New Schools Chief to Fight for Funding

Times Staff Writer

Thomas Boysen intends to be an outspoken participant in the ongoing state battle by educators for additional school funding and classroom reforms, the new San Diego County superintendent of schools served notice on Monday.

On his first day in the post, Boysen said he intends to remake the traditionally low-key office into a "bully pulpit" to gain needed public support for more dollars and programs to prepare the county's 360,000 elementary- and secondary-school students for the 21st Century.

Boysen, after being sworn in to his $90,000-a-year post, strongly backed an effort to amend the state's constitutional spending limit to allow for greater funding of schools, which is being led by State Supt. of Public Instruction Bill Honig. In addition, Boysen suggested a special effort by school districts countywide to upgrade student writing both to boost student performance and morale, and to show the public that reforms and dollars can bring positive results.

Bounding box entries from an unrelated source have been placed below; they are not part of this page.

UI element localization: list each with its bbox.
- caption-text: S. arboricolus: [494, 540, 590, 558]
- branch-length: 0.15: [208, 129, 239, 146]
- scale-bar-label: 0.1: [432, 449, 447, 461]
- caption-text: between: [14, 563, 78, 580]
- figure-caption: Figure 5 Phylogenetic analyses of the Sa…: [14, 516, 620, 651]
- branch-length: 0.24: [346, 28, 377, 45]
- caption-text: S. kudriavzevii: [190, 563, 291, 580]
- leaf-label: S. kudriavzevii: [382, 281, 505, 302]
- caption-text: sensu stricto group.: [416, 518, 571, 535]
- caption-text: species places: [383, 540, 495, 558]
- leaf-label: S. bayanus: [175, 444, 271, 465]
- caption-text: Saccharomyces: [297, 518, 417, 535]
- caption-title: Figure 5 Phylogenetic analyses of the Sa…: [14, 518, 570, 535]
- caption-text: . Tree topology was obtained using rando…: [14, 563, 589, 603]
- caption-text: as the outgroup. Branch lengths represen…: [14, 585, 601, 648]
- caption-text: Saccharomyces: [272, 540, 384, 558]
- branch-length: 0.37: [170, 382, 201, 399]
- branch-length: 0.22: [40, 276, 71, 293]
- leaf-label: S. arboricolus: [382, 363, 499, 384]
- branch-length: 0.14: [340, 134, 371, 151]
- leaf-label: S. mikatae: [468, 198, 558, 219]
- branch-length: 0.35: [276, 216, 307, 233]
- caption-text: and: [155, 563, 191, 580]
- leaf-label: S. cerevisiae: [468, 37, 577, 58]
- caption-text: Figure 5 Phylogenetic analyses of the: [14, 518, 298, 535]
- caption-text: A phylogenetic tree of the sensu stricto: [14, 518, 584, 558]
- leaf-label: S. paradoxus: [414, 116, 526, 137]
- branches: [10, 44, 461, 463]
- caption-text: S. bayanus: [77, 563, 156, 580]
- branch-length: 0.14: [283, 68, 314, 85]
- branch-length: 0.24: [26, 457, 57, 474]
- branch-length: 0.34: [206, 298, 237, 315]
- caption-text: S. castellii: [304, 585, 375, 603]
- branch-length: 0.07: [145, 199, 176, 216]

"I believe I should be a voice for the schools in the county," Boysen told a news conference. "I should be a catalyst for getting results."

Coordinates Programs

The county office of education, which Boysen now heads, coordinates a variety of educational and administrative programs for the county's 43 school districts and five community college districts, in particular for smaller districts without extensive resources of their own. The office has no legal authority over school districts, instead operating teacher training seminars, curriculum planning, drug prevention and other programs funded by the state but too costly to carry out by individual districts.

"But we do have tremendous opportunities to do things (with districts) on a voluntary basis, such as a writing program, dropout prevention and anti-drug measures," Boysen said.

Boysen's call for more cooperation was backed by Supt. Tom Payzant of the San Diego Unified School District, the county's largest with 117,000 students.

"In the last couple of years, we have been trying to work more closely together, particularly in the area of staff development, and I think that is really the area where we can break some new ground," Payzant said.

"And I think the person in that office can be a strong advocate for public education, and one who prods us to look at new things."

Funding a Primary Issue

In his remarks Monday, Boysen cast the issue of funding as primary to the future of schools, saying that educators have been "trying to get blood out of a turnip" in attempting to stretch small state funding increases this year to cover large increases in the number of students. San Diego County's school-age population is up 20,000 this year, he said.

The 47-year-old Boysen will oversee a $52-million annual budget. He came from Thousand Oaks, northwest of Los Angeles, where he managed 27 schools and 22,000 students as superintendent of the Conejo Valley Unified School District.